Commentary by Stephen Macaulay
Cantor Fitzgerald is a financial services firm that you’re likely not to ever have anything to do with, unless you are a high-net-worth individual (if you are, and given that you are reading this, why don’t you make a donation to The Hustings to keep this thing going?).
Mainly, Cantor Fitzgerald deals with things like institutional equity and investment banking services.
Howard Lutnick joined Cantor Fitzgerald in 1983 and for the better part of his career there, which ended this past February when he was named Commerce Secretary, Lutnick was the firm’s CEO. The firm is privately held, evidently with more than a small amount of ownership in the Lutnick portfolio, because when he left the firm he appointed one of his sons chairman and another executive vice chairman.
The point is, with the exception of an extremely short term as a broker in a firm dealing with currency exchange, Lutnick has onlyworked at Cantor Fitzgerald.
This isolation from what the rest of us generally do by working at Main Street firms, not the bank at the corner of the street, undoubtedly led to his comment in March, during the height of DOGE-mania, related to fraud and Social Security:
“If you stop payments and listen for complaints, you’ll find the fraudsters. My mother-in-law would call me and say, ‘Howard, I didn’t get my check!’ And I’d say, ‘Exactly. That’s how we find them.’”
Lutnick is a billionaire. Odds are he could Venmo his mother-in-law some digits to tide her over until the government check came in.
(A digression: Remember when Elon Musk was claiming there would be $2 trillion in annual savings and then $1 trillion from DOGE rooting out waste, fraud and abuse? It is estimated that it has “saved” about $180 billion, which is a long way from a trillion, and much of this “savings” took the form of doing things like cancelling contracts and selling assets, to say nothing of terminating people—and just showing that the whole “take a chainsaw to it” mindset wasn’t merely a stunt but an actual approach, there were the firing and rehiring of people that did things like address the bird flu outbreak or man the Veterans Crisis Hotline.)

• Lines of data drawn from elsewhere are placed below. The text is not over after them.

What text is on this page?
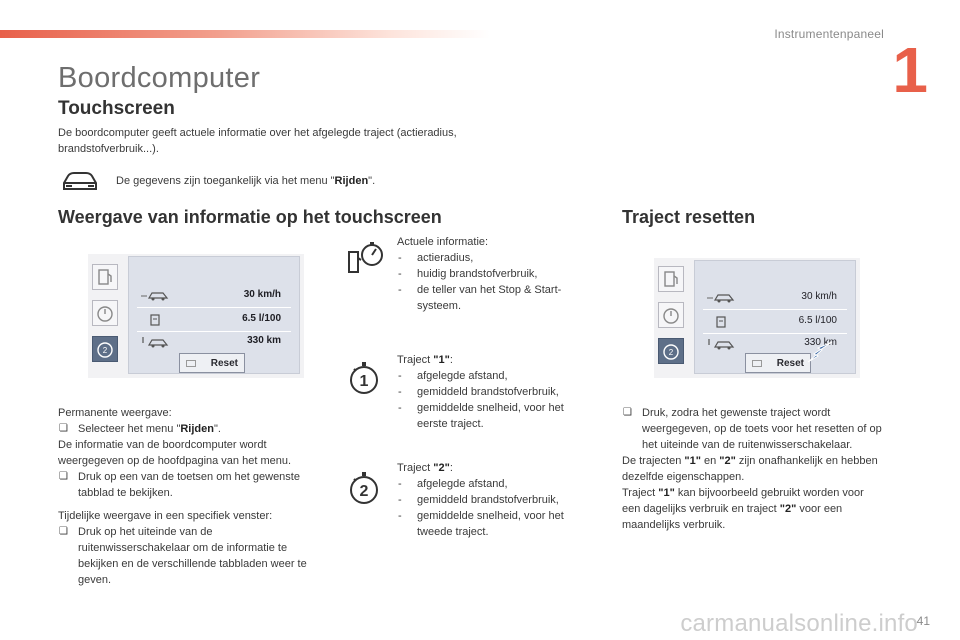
Instrumentenpaneel 1
Boordcomputer
Touchscreen

De boordcomputer geeft actuele informatie over het afgelegde traject (actieradius, brandstofverbruik...).

De gegevens zijn toegankelijk via het menu "Rijden".

Weergave van informatie op het touchscreen	Traject resetten
2
30 km/h
6.5 l/100
330 km
Reset
Permanente weergave:
❏ Selecteer het menu "Rijden".
De informatie van de boordcomputer wordt weergegeven op de hoofdpagina van het menu.
❏ Druk op een van de toetsen om het gewenste tabblad te bekijken.
Tijdelijke weergave in een specifiek venster:
❏ Druk op het uiteinde van de ruitenwisserschakelaar om de informatie te bekijken en de verschillende tabbladen weer te geven.
1
2
Actuele informatie:
- actieradius,
- huidig brandstofverbruik,
- de teller van het Stop & Start-systeem.
Traject "1":
- afgelegde afstand,
- gemiddeld brandstofverbruik,
- gemiddelde snelheid, voor het eerste traject.
Traject "2":
- afgelegde afstand,
- gemiddeld brandstofverbruik,
- gemiddelde snelheid, voor het tweede traject.
2
30 km/h
6.5 l/100
330 km
Reset
❏ Druk, zodra het gewenste traject wordt weergegeven, op de toets voor het resetten of op het uiteinde van de ruitenwisserschakelaar.
De trajecten "1" en "2" zijn onafhankelijk en hebben dezelfde eigenschappen.
Traject "1" kan bijvoorbeeld gebruikt worden voor een dagelijks verbruik en traject "2" voor een maandelijks verbruik.
carmanualsonline.info
41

On Friday President Trump signed an executive order that requires a $100,000 annual fee for H-1B visa applications. Those visas are typically filed by tech firms who are looking for foreign specialists. Individuals don’t simply apply for an H-1B. Firms sponsor the applicants. There is an annual limit of 85,000 visas granted per year.
So now if Apple or Meta or Oracle wants to hire some particular people, then they are going to have to pony up some additional cash.
In his peculiar logic, Trump said, “We need workers. We need great workers, and this pretty much ensures that that’s what’s going to happen.”
Presumably that’s what’s been happening, otherwise there wouldn’t be firms filing for H-1B visas.
Which brings us to Howard Lutnick.
According to Politico, Lutnick said when the president signed the order:
“The whole idea is no more with these big tech companies or other big companies training foreign workers. They have to pay the government $100,000, and then they have to pay the employee.”
He added:
“If you’re going to train somebody, you’re going to train one of the recent graduates from one of the great universities across our land. Train Americans, stop bringing in people that take our jobs.”
So let’s see. A tech company identifies a really smart person who is in another country and works with that person to try to get an H-1B. But now that is going to cost $100,000.
How does that benefit corporations? Isn’t it penalizing them?
Oh, but the issue is that the person is a foreigner and that foreigner might leave the company and take with her the training received that the company—not the government — paid for (and what’s more, that person has been paying taxes throughout that period). Shouldn’t a corporation decide whether this is worth the risk without the government putting its thumb on the scale?
And the “one of the great universities across our land” is rich, as thanks to the Administration over $7 billion in science grants have been eliminated.
“Stop brining in people that take our jobs.” The visa-holders aren’t taking anyone’s job: they are being offered the job by a firm. Again, the government should not be involved in staffing decisions.
It also needs to be noted that the visa is initially good for three years and can be extended to no more than six years, so presumably if there are qualified American job seekers at the end of that period, the job may become theirs.
Tariffs and steel and aluminum are hobbling U.S. durable goods manufacturers.
Now the visa fee is providing unnecessary complexity to the tech sector. Yes, they can afford it — $100,000 is like the pocket change found in the cushions of Howard Lutnick’s couch — but shouldn’t the government be doing everything it can to facilitate the advance of our tech firms?